During the same question period the member for Calgary Centre also questioned the redemption value of certain preferred shares held by Passage Holdings Inc., the company that held the interests in CSL. The member for Calgary Centre then asked the government to seek a response to his questions from the ethics counsellor.

The acting prime minister suggested at that time that the member was free to raise the matter directly with the ethics counsellor. We know that the ethics counsellor has always been open to responding to members' requests for advice and answering questions on ethics issues, whether they were related to a member's own situation or regarding questions on other members of this House.

I understand that the member for Calgary Centre did take the advice of the acting Prime Minister and on September 26 had delivered a very detailed letter to the ethics counsellor raising a number of questions on this subject. I also understand that the ethics counsellor has the letter from the member for Calgary Centre under review and plans to respond to him as soon as possible.

My advice to the member for Calgary Centre is to let the ethics counsellor do the work he has requested and wait for the response.

Criminal CodeAdjournment Proceedings

6:40 p.m.

Progressive Conservative

Joe Clark Progressive Conservative Calgary Centre, AB

Mr. Speaker, I will of course wait for the response of the ethics counsellor. It is known in this House that there is considerable concern about the degree to which that officer, who does not report to Parliament, is bound by the same obligations to be forthcoming, as is the case with officers of Parliament.

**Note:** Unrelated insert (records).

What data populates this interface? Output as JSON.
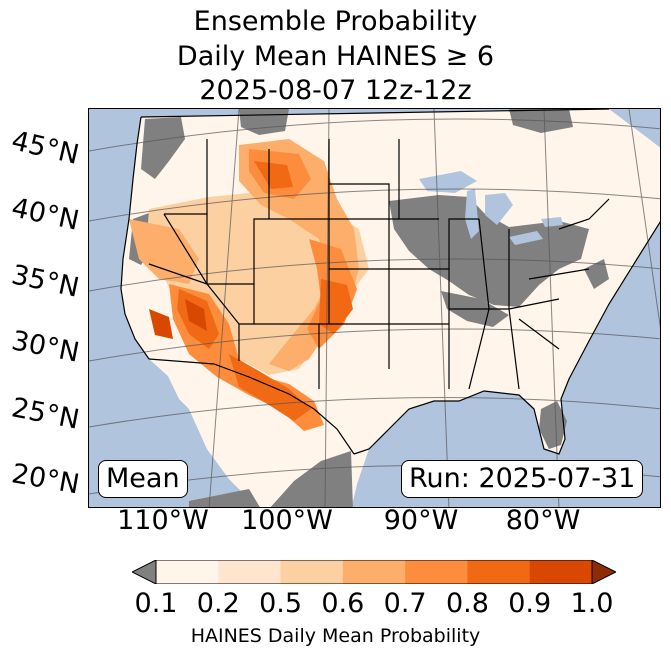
{
  "title": {
    "line1": "Ensemble Probability",
    "line2": "Daily Mean HAINES ≥ 6",
    "line3": "2025-08-07 12z-12z"
  },
  "map": {
    "latitude_labels": [
      "45°N",
      "40°N",
      "35°N",
      "30°N",
      "25°N",
      "20°N"
    ],
    "longitude_labels": [
      "110°W",
      "100°W",
      "90°W",
      "80°W"
    ],
    "left_box_label": "Mean",
    "right_box_label": "Run: 2025-07-31",
    "colors": {
      "ocean": "#b0c4de",
      "land_default": "#fff5eb",
      "masked": "#808080",
      "border": "#000000"
    }
  },
  "colorbar": {
    "title": "HAINES Daily Mean Probability",
    "tick_labels": [
      "0.1",
      "0.2",
      "0.5",
      "0.6",
      "0.7",
      "0.8",
      "0.9",
      "1.0"
    ],
    "colors": [
      "#fff5eb",
      "#fee6ce",
      "#fdd0a2",
      "#fdae6b",
      "#fd8d3c",
      "#f16913",
      "#d94801",
      "#8c2d04"
    ],
    "under_color": "#808080"
  }
}
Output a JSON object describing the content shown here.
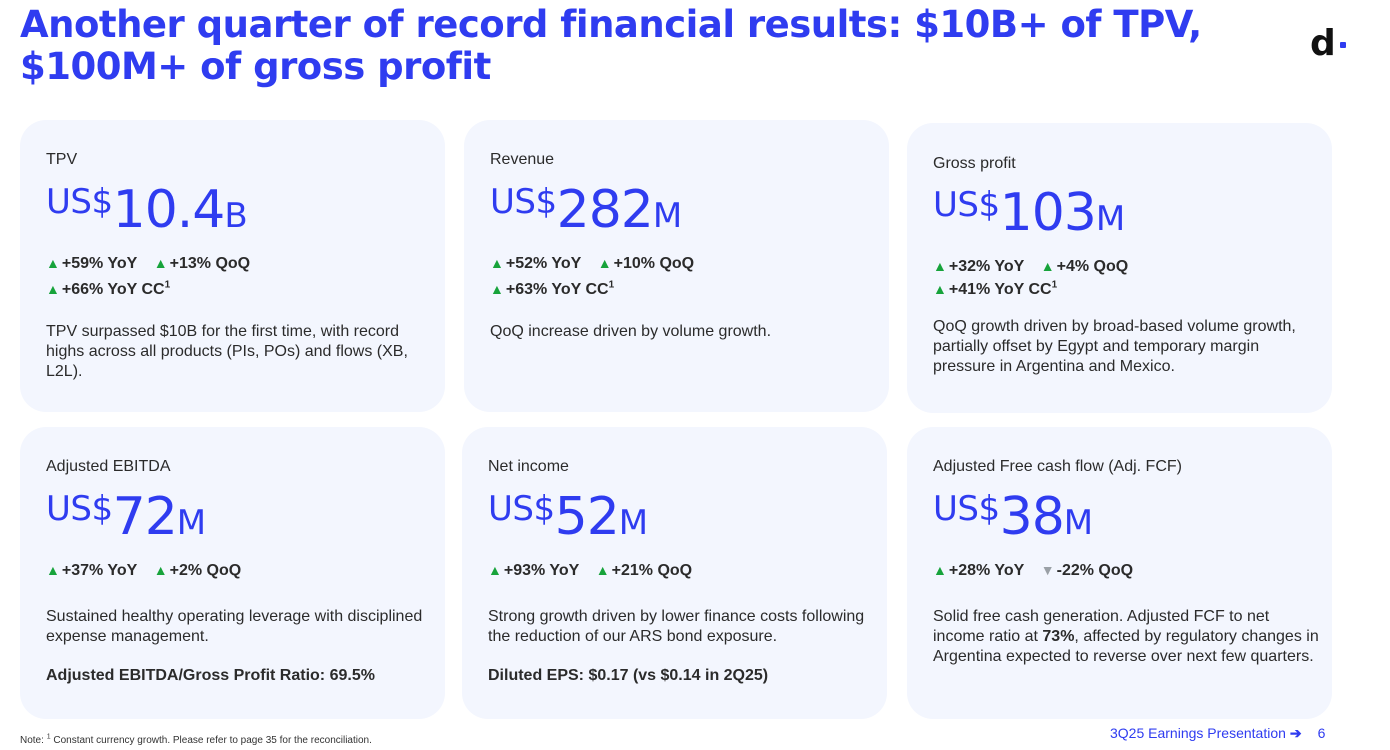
{
  "header": {
    "title": "Another quarter of record financial results: $10B+ of TPV, $100M+ of gross profit",
    "logo_text": "d"
  },
  "colors": {
    "accent": "#2f3cf0",
    "card_bg": "#f3f6fe",
    "up": "#17a33b",
    "down": "#9aa0a6"
  },
  "cards": [
    {
      "label": "TPV",
      "currency": "US$",
      "value": "10.4",
      "unit": "B",
      "growth_line1": [
        {
          "dir": "up",
          "text": "+59% YoY"
        },
        {
          "dir": "up",
          "text": "+13% QoQ"
        }
      ],
      "growth_line2": {
        "dir": "up",
        "text": "+66% YoY CC",
        "footnote": "1"
      },
      "description": "TPV surpassed $10B for the first time, with record highs across all products (PIs, POs) and flows (XB, L2L)."
    },
    {
      "label": "Revenue",
      "currency": "US$",
      "value": "282",
      "unit": "M",
      "growth_line1": [
        {
          "dir": "up",
          "text": "+52% YoY"
        },
        {
          "dir": "up",
          "text": "+10% QoQ"
        }
      ],
      "growth_line2": {
        "dir": "up",
        "text": "+63% YoY CC",
        "footnote": "1"
      },
      "description": "QoQ increase driven by volume growth."
    },
    {
      "label": "Gross profit",
      "currency": "US$",
      "value": "103",
      "unit": "M",
      "growth_line1": [
        {
          "dir": "up",
          "text": "+32% YoY"
        },
        {
          "dir": "up",
          "text": "+4% QoQ"
        }
      ],
      "growth_line2": {
        "dir": "up",
        "text": "+41% YoY CC",
        "footnote": "1"
      },
      "description": "QoQ growth driven by broad-based volume growth, partially offset by Egypt and temporary margin pressure in Argentina and Mexico."
    },
    {
      "label": "Adjusted EBITDA",
      "currency": "US$",
      "value": "72",
      "unit": "M",
      "growth_line1": [
        {
          "dir": "up",
          "text": "+37% YoY"
        },
        {
          "dir": "up",
          "text": "+2% QoQ"
        }
      ],
      "description": "Sustained healthy operating leverage with disciplined expense management.",
      "bold_line": "Adjusted EBITDA/Gross Profit Ratio: 69.5%"
    },
    {
      "label": "Net income",
      "currency": "US$",
      "value": "52",
      "unit": "M",
      "growth_line1": [
        {
          "dir": "up",
          "text": "+93% YoY"
        },
        {
          "dir": "up",
          "text": "+21% QoQ"
        }
      ],
      "description": "Strong growth driven by lower finance costs following the reduction of our ARS bond exposure.",
      "bold_line": "Diluted EPS: $0.17 (vs $0.14 in 2Q25)"
    },
    {
      "label": "Adjusted Free cash flow (Adj. FCF)",
      "currency": "US$",
      "value": "38",
      "unit": "M",
      "growth_line1": [
        {
          "dir": "up",
          "text": "+28% YoY"
        },
        {
          "dir": "down",
          "text": "-22% QoQ"
        }
      ],
      "description_before": "Solid free cash generation. Adjusted FCF to net income ratio at ",
      "description_bold": "73%",
      "description_after": ", affected by regulatory changes in Argentina expected to reverse over next few quarters."
    }
  ],
  "footer": {
    "note_marker": "1",
    "note": "Constant currency growth. Please refer to page 35 for the reconciliation.",
    "note_prefix": "Note: ",
    "presentation": "3Q25 Earnings Presentation",
    "arrow": "➔",
    "page": "6"
  }
}
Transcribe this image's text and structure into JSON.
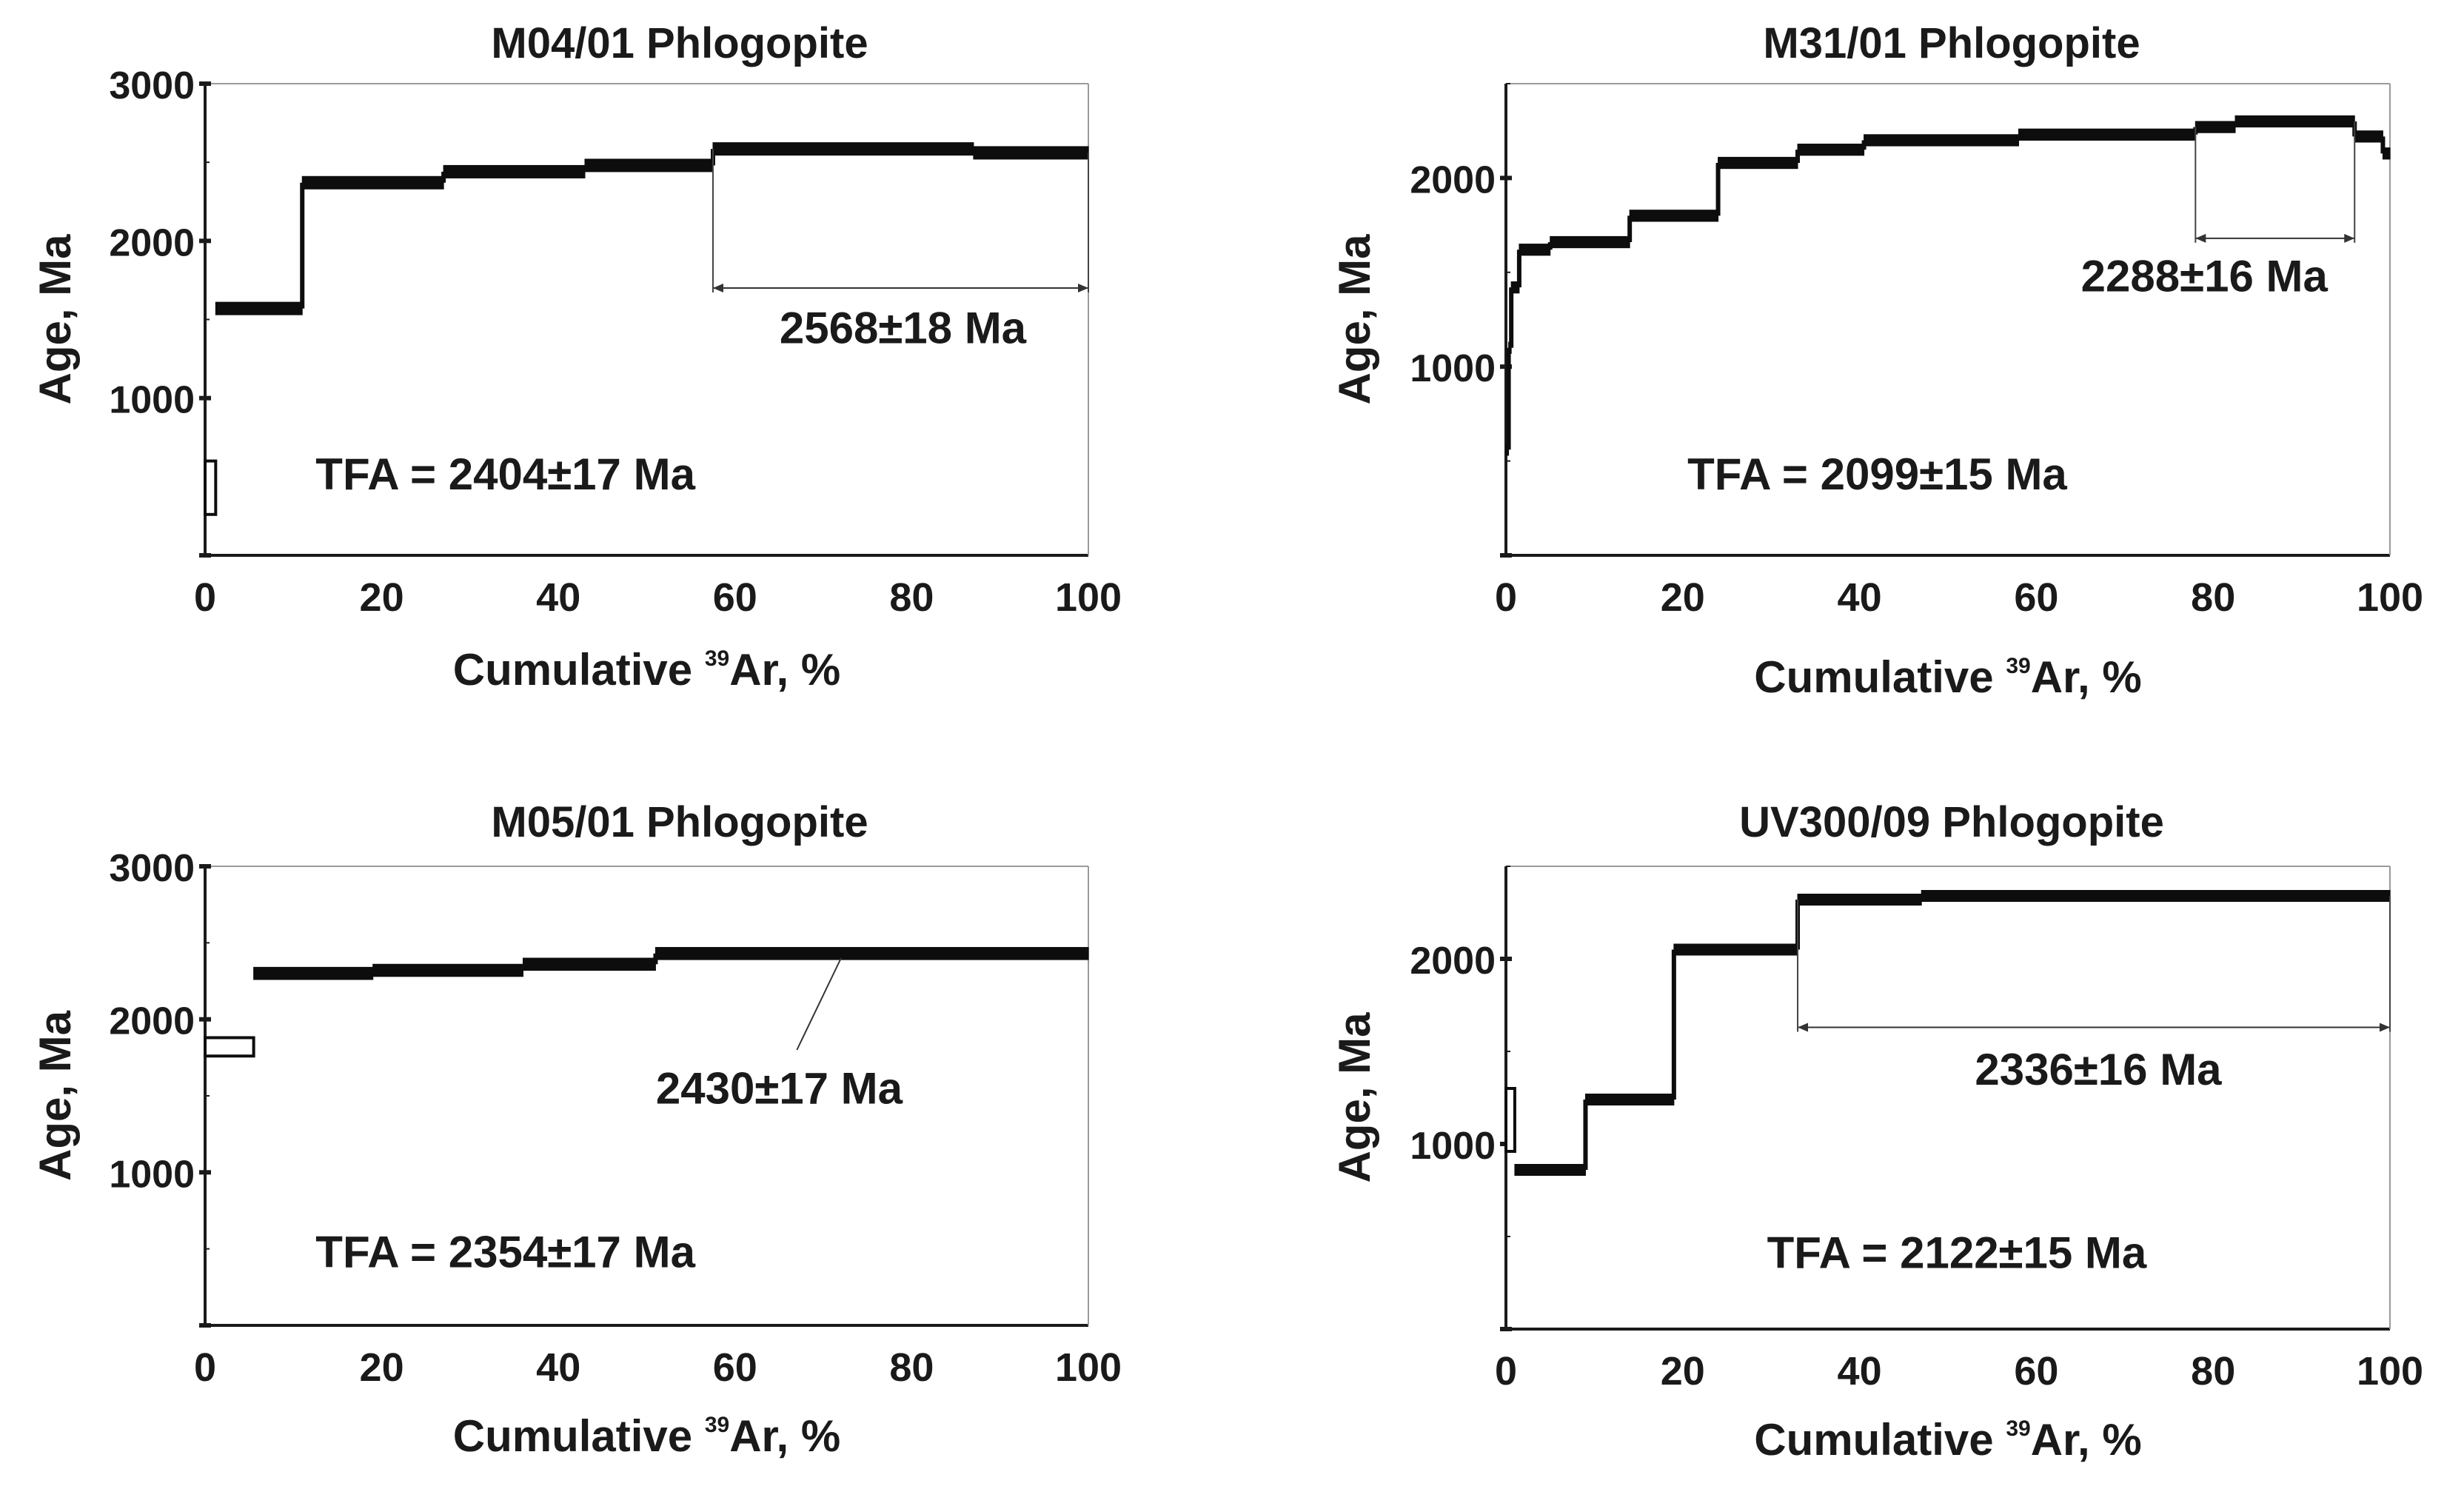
{
  "chart_data": [
    {
      "type": "line",
      "title": "M04/01 Phlogopite",
      "xlabel_prefix": "Cumulative ",
      "xlabel_sup": "39",
      "xlabel_suffix": "Ar, %",
      "ylabel": "Age, Ma",
      "xlim": [
        0,
        100
      ],
      "ylim": [
        0,
        3000
      ],
      "xticks": [
        "0",
        "20",
        "40",
        "60",
        "80",
        "100"
      ],
      "yticks": [
        "1000",
        "2000",
        "3000"
      ],
      "steps": [
        {
          "x0": 0,
          "x1": 1.2,
          "age": 430,
          "err": 170,
          "open": true
        },
        {
          "x0": 1.2,
          "x1": 11,
          "age": 1570,
          "err": 40
        },
        {
          "x0": 11,
          "x1": 27,
          "age": 2370,
          "err": 40
        },
        {
          "x0": 27,
          "x1": 43,
          "age": 2440,
          "err": 40
        },
        {
          "x0": 43,
          "x1": 57.5,
          "age": 2480,
          "err": 40
        },
        {
          "x0": 57.5,
          "x1": 87,
          "age": 2585,
          "err": 40
        },
        {
          "x0": 87,
          "x1": 100,
          "age": 2560,
          "err": 40
        }
      ],
      "plateau": {
        "x0": 57.5,
        "x1": 100,
        "label": "2568±18 Ma",
        "y": 1700,
        "label_x": 79,
        "label_y": 1350
      },
      "tfa": "TFA = 2404±17 Ma",
      "tfa_x": 34,
      "tfa_y": 420
    },
    {
      "type": "line",
      "title": "M31/01 Phlogopite",
      "xlabel_prefix": "Cumulative ",
      "xlabel_sup": "39",
      "xlabel_suffix": "Ar, %",
      "ylabel": "Age, Ma",
      "xlim": [
        0,
        100
      ],
      "ylim": [
        0,
        2500
      ],
      "xticks": [
        "0",
        "20",
        "40",
        "60",
        "80",
        "100"
      ],
      "yticks": [
        "1000",
        "2000"
      ],
      "steps": [
        {
          "x0": 0,
          "x1": 0.3,
          "age": 560,
          "err": 30
        },
        {
          "x0": 0.3,
          "x1": 0.6,
          "age": 1100,
          "err": 30
        },
        {
          "x0": 0.6,
          "x1": 1.5,
          "age": 1420,
          "err": 30
        },
        {
          "x0": 1.5,
          "x1": 5,
          "age": 1620,
          "err": 30
        },
        {
          "x0": 5,
          "x1": 14,
          "age": 1660,
          "err": 30
        },
        {
          "x0": 14,
          "x1": 24,
          "age": 1800,
          "err": 30
        },
        {
          "x0": 24,
          "x1": 33,
          "age": 2080,
          "err": 30
        },
        {
          "x0": 33,
          "x1": 40.5,
          "age": 2150,
          "err": 30
        },
        {
          "x0": 40.5,
          "x1": 58,
          "age": 2200,
          "err": 30
        },
        {
          "x0": 58,
          "x1": 78,
          "age": 2230,
          "err": 30
        },
        {
          "x0": 78,
          "x1": 82.5,
          "age": 2270,
          "err": 30
        },
        {
          "x0": 82.5,
          "x1": 96,
          "age": 2300,
          "err": 30
        },
        {
          "x0": 96,
          "x1": 99.2,
          "age": 2220,
          "err": 30
        },
        {
          "x0": 99.2,
          "x1": 100,
          "age": 2130,
          "err": 30
        }
      ],
      "plateau": {
        "x0": 78,
        "x1": 96,
        "label": "2288±16 Ma",
        "y": 1680,
        "label_x": 79,
        "label_y": 1400
      },
      "tfa": "TFA = 2099±15 Ma",
      "tfa_x": 42,
      "tfa_y": 350
    },
    {
      "type": "line",
      "title": "M05/01 Phlogopite",
      "xlabel_prefix": "Cumulative ",
      "xlabel_sup": "39",
      "xlabel_suffix": "Ar, %",
      "ylabel": "Age, Ma",
      "xlim": [
        0,
        100
      ],
      "ylim": [
        0,
        3000
      ],
      "xticks": [
        "0",
        "20",
        "40",
        "60",
        "80",
        "100"
      ],
      "yticks": [
        "1000",
        "2000",
        "3000"
      ],
      "steps": [
        {
          "x0": 0,
          "x1": 5.5,
          "age": 1820,
          "err": 60,
          "open": true
        },
        {
          "x0": 5.5,
          "x1": 19,
          "age": 2300,
          "err": 40
        },
        {
          "x0": 19,
          "x1": 36,
          "age": 2320,
          "err": 40
        },
        {
          "x0": 36,
          "x1": 51,
          "age": 2360,
          "err": 40
        },
        {
          "x0": 51,
          "x1": 100,
          "age": 2430,
          "err": 40
        }
      ],
      "plateau": {
        "label": "2430±17 Ma",
        "leader_from": [
          72,
          2400
        ],
        "leader_to": [
          67,
          1800
        ],
        "label_x": 65,
        "label_y": 1450
      },
      "tfa": "TFA = 2354±17 Ma",
      "tfa_x": 34,
      "tfa_y": 380
    },
    {
      "type": "line",
      "title": "UV300/09 Phlogopite",
      "xlabel_prefix": "Cumulative ",
      "xlabel_sup": "39",
      "xlabel_suffix": "Ar, %",
      "ylabel": "Age, Ma",
      "xlim": [
        0,
        100
      ],
      "ylim": [
        0,
        2500
      ],
      "xticks": [
        "0",
        "20",
        "40",
        "60",
        "80",
        "100"
      ],
      "yticks": [
        "1000",
        "2000"
      ],
      "steps": [
        {
          "x0": 0,
          "x1": 1,
          "age": 1130,
          "err": 170,
          "open": true
        },
        {
          "x0": 1,
          "x1": 9,
          "age": 860,
          "err": 30
        },
        {
          "x0": 9,
          "x1": 19,
          "age": 1240,
          "err": 30
        },
        {
          "x0": 19,
          "x1": 33,
          "age": 2050,
          "err": 30
        },
        {
          "x0": 33,
          "x1": 47,
          "age": 2320,
          "err": 30
        },
        {
          "x0": 47,
          "x1": 100,
          "age": 2340,
          "err": 30
        }
      ],
      "plateau": {
        "x0": 33,
        "x1": 100,
        "label": "2336±16 Ma",
        "y": 1630,
        "label_x": 67,
        "label_y": 1320
      },
      "tfa": "TFA = 2122±15 Ma",
      "tfa_x": 51,
      "tfa_y": 330
    }
  ]
}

Some very important questions surround the member for LaSalle—Émard. Why was he given a blind management trust of a kind that was never available to a Canadian cabinet minister ever before and that allowed him to be briefed regularly on the business affairs of his company at the same time as he was functioning as minister of finance? We were told at one point that there were only 12 such briefings. It now appears that there may have been more than that, if I correctly heard the ethics counsellor, there may have been as many as 30.

Why, if he changed the nature of his shares in Sheilamart, did that occur? What consideration was given to Passage Holdings to give him this new class of shares? Was there some transaction that occurred out of public view in Canada that would give us a clearer understanding of the financial situation of the man who would be prime minister?

Why was there no reference to Sheilamart in the letter that was written by his lawyer, which has now been filed on the website of the ethics counsellor and has the status of an official document?

I see my time up. These are pressing questions that are of interest to the ethics counsellor, but also to the people of the country.

Criminal CodeAdjournment Proceedings

6:40 p.m.

Liberal

Rodger Cuzner Liberal Bras D'Or—Cape Breton, NS

Mr. Speaker, we on this side of the House continue to respect the work of the ethics counsellor and the role of the ethics counsellor. We would hope that the member for Calgary Centre would understand that the ethics counsellor will embark on a thorough and exhaustive investigation and after due consideration, will present his conclusions.

We ask for the member's patience and to wait for the report of the ethics counsellor.

Criminal CodeAdjournment Proceedings

6:45 p.m.

The Deputy Speaker

The motion to adjourn the House is now deemed to have been adopted. Accordingly, this House stands adjourned until tomorrow at 10 a.m., pursuant to Standing Order 24.